We must get away from the idea people are silos. Just because people are experts, they must not do it all alone. Cross-functional teams require cross-functional people, who are able to contribute critical questions beyond their core expertise. It is the key to focus and robustness.
Subject matter experts are silos – subject matter expertise needs to be shared. If experts are leaving a project, the subject stays. By then, if you are not able to close such a gap from within your organization, expertise needs to be bought from the outside.
Experts from the outside do not know anything about the culture in your organization – but they will affect it. Others will be skeptical, how new people can become heroes in their organization, while they seem not to be valued.

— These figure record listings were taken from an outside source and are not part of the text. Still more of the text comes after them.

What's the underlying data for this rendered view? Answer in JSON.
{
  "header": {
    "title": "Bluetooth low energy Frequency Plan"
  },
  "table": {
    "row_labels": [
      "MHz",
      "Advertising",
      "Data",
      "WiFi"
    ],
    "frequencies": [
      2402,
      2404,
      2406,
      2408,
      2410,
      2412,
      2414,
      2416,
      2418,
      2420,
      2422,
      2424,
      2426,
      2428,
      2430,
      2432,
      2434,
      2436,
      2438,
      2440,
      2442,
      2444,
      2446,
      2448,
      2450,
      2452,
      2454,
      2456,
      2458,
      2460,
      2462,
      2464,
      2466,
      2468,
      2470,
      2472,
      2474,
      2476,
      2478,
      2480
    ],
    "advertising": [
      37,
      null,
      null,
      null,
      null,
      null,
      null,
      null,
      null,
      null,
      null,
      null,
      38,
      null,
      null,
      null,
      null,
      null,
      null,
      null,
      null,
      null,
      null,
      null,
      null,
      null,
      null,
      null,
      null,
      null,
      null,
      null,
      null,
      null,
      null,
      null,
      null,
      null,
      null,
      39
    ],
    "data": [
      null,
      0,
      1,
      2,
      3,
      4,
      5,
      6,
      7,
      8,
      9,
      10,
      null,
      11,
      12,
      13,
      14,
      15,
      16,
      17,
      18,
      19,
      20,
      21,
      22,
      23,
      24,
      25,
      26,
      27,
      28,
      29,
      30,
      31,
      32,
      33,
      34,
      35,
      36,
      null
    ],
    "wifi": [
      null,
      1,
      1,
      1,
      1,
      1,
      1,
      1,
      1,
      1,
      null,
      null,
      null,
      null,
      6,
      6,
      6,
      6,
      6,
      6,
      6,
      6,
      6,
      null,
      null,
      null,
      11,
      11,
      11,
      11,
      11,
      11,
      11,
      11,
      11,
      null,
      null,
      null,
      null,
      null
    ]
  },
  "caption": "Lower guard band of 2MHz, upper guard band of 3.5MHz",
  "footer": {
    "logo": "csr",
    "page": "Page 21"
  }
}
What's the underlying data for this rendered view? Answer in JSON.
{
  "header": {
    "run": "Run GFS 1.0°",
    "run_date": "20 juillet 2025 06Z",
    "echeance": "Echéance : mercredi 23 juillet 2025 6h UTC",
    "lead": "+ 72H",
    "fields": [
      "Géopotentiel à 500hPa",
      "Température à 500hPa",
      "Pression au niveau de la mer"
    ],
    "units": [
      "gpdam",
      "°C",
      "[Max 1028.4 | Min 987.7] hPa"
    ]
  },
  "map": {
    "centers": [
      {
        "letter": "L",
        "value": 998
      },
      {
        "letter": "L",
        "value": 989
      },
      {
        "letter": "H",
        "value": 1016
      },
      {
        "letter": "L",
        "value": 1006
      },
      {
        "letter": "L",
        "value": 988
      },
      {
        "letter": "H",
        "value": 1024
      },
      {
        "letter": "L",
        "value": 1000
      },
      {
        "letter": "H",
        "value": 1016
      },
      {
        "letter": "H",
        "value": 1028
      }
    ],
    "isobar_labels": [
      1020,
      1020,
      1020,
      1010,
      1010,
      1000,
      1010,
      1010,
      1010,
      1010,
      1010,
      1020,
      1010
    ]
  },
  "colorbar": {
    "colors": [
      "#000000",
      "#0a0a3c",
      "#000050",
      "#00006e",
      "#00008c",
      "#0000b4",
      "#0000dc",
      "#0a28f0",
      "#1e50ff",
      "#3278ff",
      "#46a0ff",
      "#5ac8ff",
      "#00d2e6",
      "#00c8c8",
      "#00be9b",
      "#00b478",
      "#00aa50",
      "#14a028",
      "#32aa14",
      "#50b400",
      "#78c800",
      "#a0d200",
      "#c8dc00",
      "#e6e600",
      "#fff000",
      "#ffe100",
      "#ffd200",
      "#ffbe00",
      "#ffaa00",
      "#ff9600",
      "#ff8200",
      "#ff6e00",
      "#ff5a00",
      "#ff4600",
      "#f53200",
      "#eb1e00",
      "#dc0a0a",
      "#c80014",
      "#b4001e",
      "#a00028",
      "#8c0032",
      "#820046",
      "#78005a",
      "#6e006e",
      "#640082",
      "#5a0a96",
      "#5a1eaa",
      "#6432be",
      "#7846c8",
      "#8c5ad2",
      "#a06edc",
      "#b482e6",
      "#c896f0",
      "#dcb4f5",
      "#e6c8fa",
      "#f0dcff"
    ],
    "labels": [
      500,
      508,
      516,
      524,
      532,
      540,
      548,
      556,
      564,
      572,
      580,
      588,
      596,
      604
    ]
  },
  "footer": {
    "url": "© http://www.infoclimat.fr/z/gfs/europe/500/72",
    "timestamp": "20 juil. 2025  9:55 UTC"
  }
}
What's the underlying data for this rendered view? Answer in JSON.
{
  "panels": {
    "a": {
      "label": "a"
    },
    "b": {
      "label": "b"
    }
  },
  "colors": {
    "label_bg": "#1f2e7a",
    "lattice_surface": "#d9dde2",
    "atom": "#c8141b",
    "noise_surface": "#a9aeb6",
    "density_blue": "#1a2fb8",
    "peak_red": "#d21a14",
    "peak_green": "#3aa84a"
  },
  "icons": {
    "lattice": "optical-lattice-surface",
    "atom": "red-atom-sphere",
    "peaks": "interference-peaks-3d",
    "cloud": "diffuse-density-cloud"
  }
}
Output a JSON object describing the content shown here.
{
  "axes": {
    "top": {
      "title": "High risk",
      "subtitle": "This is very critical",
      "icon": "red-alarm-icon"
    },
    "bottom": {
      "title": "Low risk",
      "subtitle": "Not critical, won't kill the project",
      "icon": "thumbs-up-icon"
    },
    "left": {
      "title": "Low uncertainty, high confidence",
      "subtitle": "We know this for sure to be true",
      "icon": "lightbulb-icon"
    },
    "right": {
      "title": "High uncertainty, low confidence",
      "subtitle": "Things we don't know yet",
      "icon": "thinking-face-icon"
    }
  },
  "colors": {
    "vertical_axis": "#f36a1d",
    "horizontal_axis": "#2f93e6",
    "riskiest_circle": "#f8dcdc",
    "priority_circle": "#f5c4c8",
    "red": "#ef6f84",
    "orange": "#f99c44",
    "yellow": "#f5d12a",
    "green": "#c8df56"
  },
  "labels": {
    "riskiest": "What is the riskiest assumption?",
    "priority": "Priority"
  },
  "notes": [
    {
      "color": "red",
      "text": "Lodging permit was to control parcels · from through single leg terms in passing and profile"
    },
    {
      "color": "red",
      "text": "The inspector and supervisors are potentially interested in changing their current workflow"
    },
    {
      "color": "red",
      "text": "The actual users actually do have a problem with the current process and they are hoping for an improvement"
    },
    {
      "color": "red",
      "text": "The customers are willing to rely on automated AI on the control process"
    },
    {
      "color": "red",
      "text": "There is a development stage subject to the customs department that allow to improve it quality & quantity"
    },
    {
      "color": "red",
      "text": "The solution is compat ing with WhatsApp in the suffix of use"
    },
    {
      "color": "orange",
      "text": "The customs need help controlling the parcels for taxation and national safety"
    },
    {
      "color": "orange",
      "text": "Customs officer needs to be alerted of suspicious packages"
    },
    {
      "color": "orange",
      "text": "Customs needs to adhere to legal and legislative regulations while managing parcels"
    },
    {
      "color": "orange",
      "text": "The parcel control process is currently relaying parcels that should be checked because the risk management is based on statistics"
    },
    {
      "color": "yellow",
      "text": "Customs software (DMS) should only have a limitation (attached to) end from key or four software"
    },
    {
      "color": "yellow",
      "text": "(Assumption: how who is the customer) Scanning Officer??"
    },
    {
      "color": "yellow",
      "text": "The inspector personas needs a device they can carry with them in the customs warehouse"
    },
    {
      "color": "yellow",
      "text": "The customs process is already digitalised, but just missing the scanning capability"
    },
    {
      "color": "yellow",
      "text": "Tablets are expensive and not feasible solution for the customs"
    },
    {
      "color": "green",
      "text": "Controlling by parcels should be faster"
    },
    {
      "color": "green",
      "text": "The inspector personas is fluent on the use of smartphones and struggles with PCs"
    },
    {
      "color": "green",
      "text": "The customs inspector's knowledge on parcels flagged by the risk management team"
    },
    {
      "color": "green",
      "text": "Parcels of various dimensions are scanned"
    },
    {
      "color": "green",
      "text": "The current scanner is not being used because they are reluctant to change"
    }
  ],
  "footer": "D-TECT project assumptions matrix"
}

There is only one profound way to come around the problem: don’t make people silos by making them subject matter experts.
Expertise and Robustness
Expertise is a subject matter for an organization. Team work needs to involve subject matter expertise, but not rely on a subject matter expert. If an expert is failing, the whole team will fail. Failure is not a matter of learning anymore; it becomes a matter of success in teams. The only measure for success is their expertise. Robustness is up to them and their solutions.
But there are experts. Experts are still a big asset for an organization – if the organizations knows how to make use of them:
The best experts can do is to multiply their expertise by sharing their knowledge and train others. For all of us, the best thing that can happen to us, is to have an expert by our side, who helps us to learn faster.
Cross-functional teams with end-to-end responsibility are the fast track to success. If teams have to decide on themselves, how to deliver best results to clients, they will make considerations based on their means.
Considering the multitude of concerns, which teams have to address in an end-to-end setup, it will bring them to the boundaries of their capacities.
Teams cannot grow endlessly, as there are natural limits. Teams with more than 15 members do not work collaboratively anymore; structures will be required, which would lead to sub-teams. But these teams cannot claim to be autonomous with end-to-end responsibility anymore.
The way out is to balance needs with expertise. We look for t-shaped people – people who are cross-functional on themselves.
Not 100% experts anymore, but 80% deliverers and 50% contributors. People who know enough to be able to take over parts of the delivery; who can learn from others and ask critical questions based on their fair knowledge about the subject.
In this setup attitude overrules expertise; the right attitude to support others instead of working on a hero status for oneself. But it needs guidance – from people who know how to enrich expertise; in the right way, at the right time, with the right tools.
This is the kind of expertise, which makes experts highly appreciated persons in an organization. They help others to keep focus.
As everyone is invited to learn from experts in this setup, everyone can become an expert for any kind of subject. Interests matter – and a sense for the organization. Expertise can be grown. It must not be delegated anymore. A new kind of humble heroes awakes from the former definition of subject matter experts.